Pemphigus is a group of disorders in which the skin (and mucous membranes) form blisters. Especially if it involves large surface areas of the skin, it can be fatal. The cause is an autoantibody against desmoglein, a "cadherin" or protein that holds cells together. Antibodies bound to these intracellular proteins in the skin produce the characteristic immunofluorescence pattern shown, both in lesional skin biopsies as well as in indirect immunofluorescence assays. There are different types of pemphigus clinically and some of these may be identified by finding antibodies to specific types of desmogleins (using ELISA). Monitoring patients is a useful tool because it appears that antibody levels rise before the onset of a new episode, allowing for preventive administration of glucorticoids and other immunosuppressive agents.

February 2007

Oxidized Phospholipid

Autoantibodies may develop to the antigen on the right and they may worsen cardiovascular disease. Can you guess what it is?

Phospholipids released from LDL cholesterol deposited in atherosclerotic plaque may become oxidized if the area contains a significant amount of inflammation. Oxygen free radicals formed by inflammatory cells react with fatty acids and induce lipid peroxidation. Further degradation produces reactive aldehydes and ketones that can then modify amino acid residues in the apolipoprotein. Oxidized LDL is the general term used to refer to this mix of modified lipid and protein and measuring plasma levels of these is an interesting area of research. Autoantibodies may develop to these molecules as well; however, there is less clarity about the role that these autoantibodies may play in exacerbating atherosclerosis.

January 2007

Deoxyribonucleoprotein ("LE cell")

Autoantibodies may develop to the antigen on the right and they may worsen cardiovascular disease. Can you guess what it is?

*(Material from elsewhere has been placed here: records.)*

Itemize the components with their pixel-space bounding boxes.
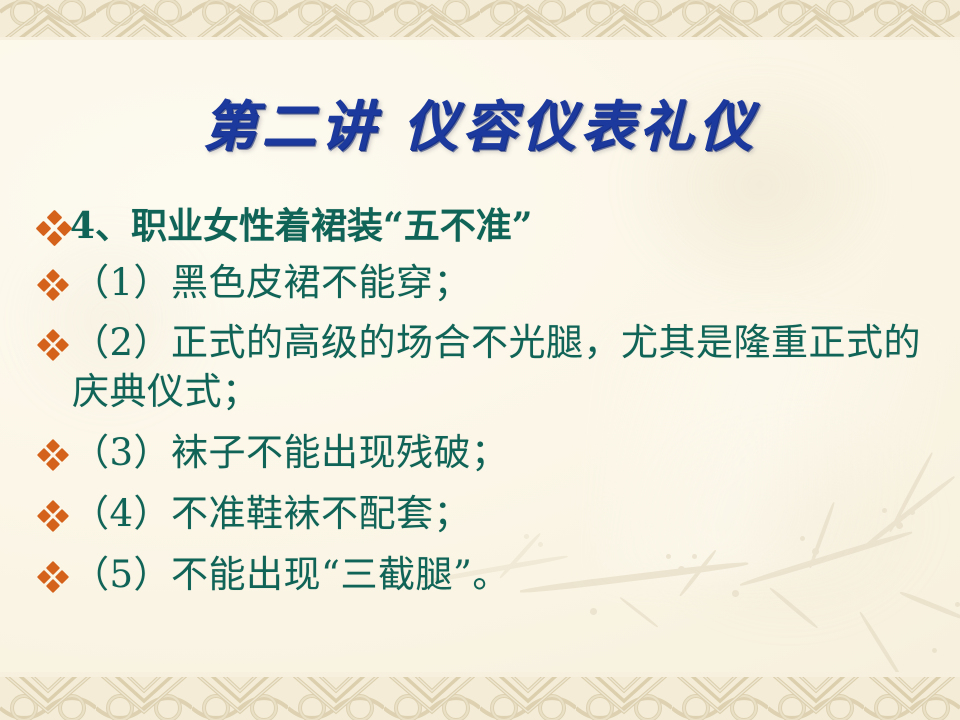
diamond-cluster-bullet-icon bbox=[38, 562, 68, 592]
list-item-text: （1）黑色皮裙不能穿； bbox=[68, 259, 934, 308]
list-item: （3）袜子不能出现残破； bbox=[38, 429, 934, 478]
bullet-list: 4、职业女性着裙装“五不准” （1）黑色皮裙不能穿； （2）正式的高级的场合不光… bbox=[38, 203, 934, 599]
list-item: （1）黑色皮裙不能穿； bbox=[38, 259, 934, 308]
presentation-slide: 第二讲 仪容仪表礼仪 4、职业女性着裙装“五不准” （1）黑色皮裙不能穿； （2… bbox=[0, 0, 960, 720]
decorative-border-top bbox=[0, 0, 960, 40]
diamond-cluster-bullet-icon bbox=[38, 212, 70, 244]
list-item-text: （2）正式的高级的场合不光腿，尤其是隆重正式的庆典仪式； bbox=[68, 319, 934, 417]
list-item: （4）不准鞋袜不配套； bbox=[38, 490, 934, 539]
slide-title: 第二讲 仪容仪表礼仪 bbox=[0, 82, 960, 161]
diamond-cluster-bullet-icon bbox=[38, 501, 68, 531]
diamond-cluster-bullet-icon bbox=[38, 270, 68, 300]
decorative-border-bottom bbox=[0, 672, 960, 720]
list-item-text: （4）不准鞋袜不配套； bbox=[68, 490, 934, 539]
list-item: 4、职业女性着裙装“五不准” bbox=[38, 203, 934, 251]
list-item-text: （5）不能出现“三截腿”。 bbox=[68, 551, 934, 600]
diamond-cluster-bullet-icon bbox=[38, 440, 68, 470]
list-item: （5）不能出现“三截腿”。 bbox=[38, 551, 934, 600]
list-item-text: 4、职业女性着裙装“五不准” bbox=[70, 203, 934, 251]
list-item: （2）正式的高级的场合不光腿，尤其是隆重正式的庆典仪式； bbox=[38, 319, 934, 417]
diamond-cluster-bullet-icon bbox=[38, 330, 68, 360]
list-item-text: （3）袜子不能出现残破； bbox=[68, 429, 934, 478]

An antigen containing both DNA and histone protein is responsible for the production of the "LE cell". This was the first "anti-nuclear antibody" test. Whole blood from the patient would be drawn into a tube containing glass beads and rotated. As some white cells died, their nuclei would interact with anti-DNP and fix complement. This caused the nuclear material to round-up (and, when stained, have a lighter purplish hue). Other white cells would phagocytize these "hematoxylin bodies", producing a cell that was characteristic of systemic lupus erythematosus. The test has essentially been completely replaced by either indirect immunofluorescence or ELISA but it's unclear whether this particular antibody specificity is similarly detected by these methods.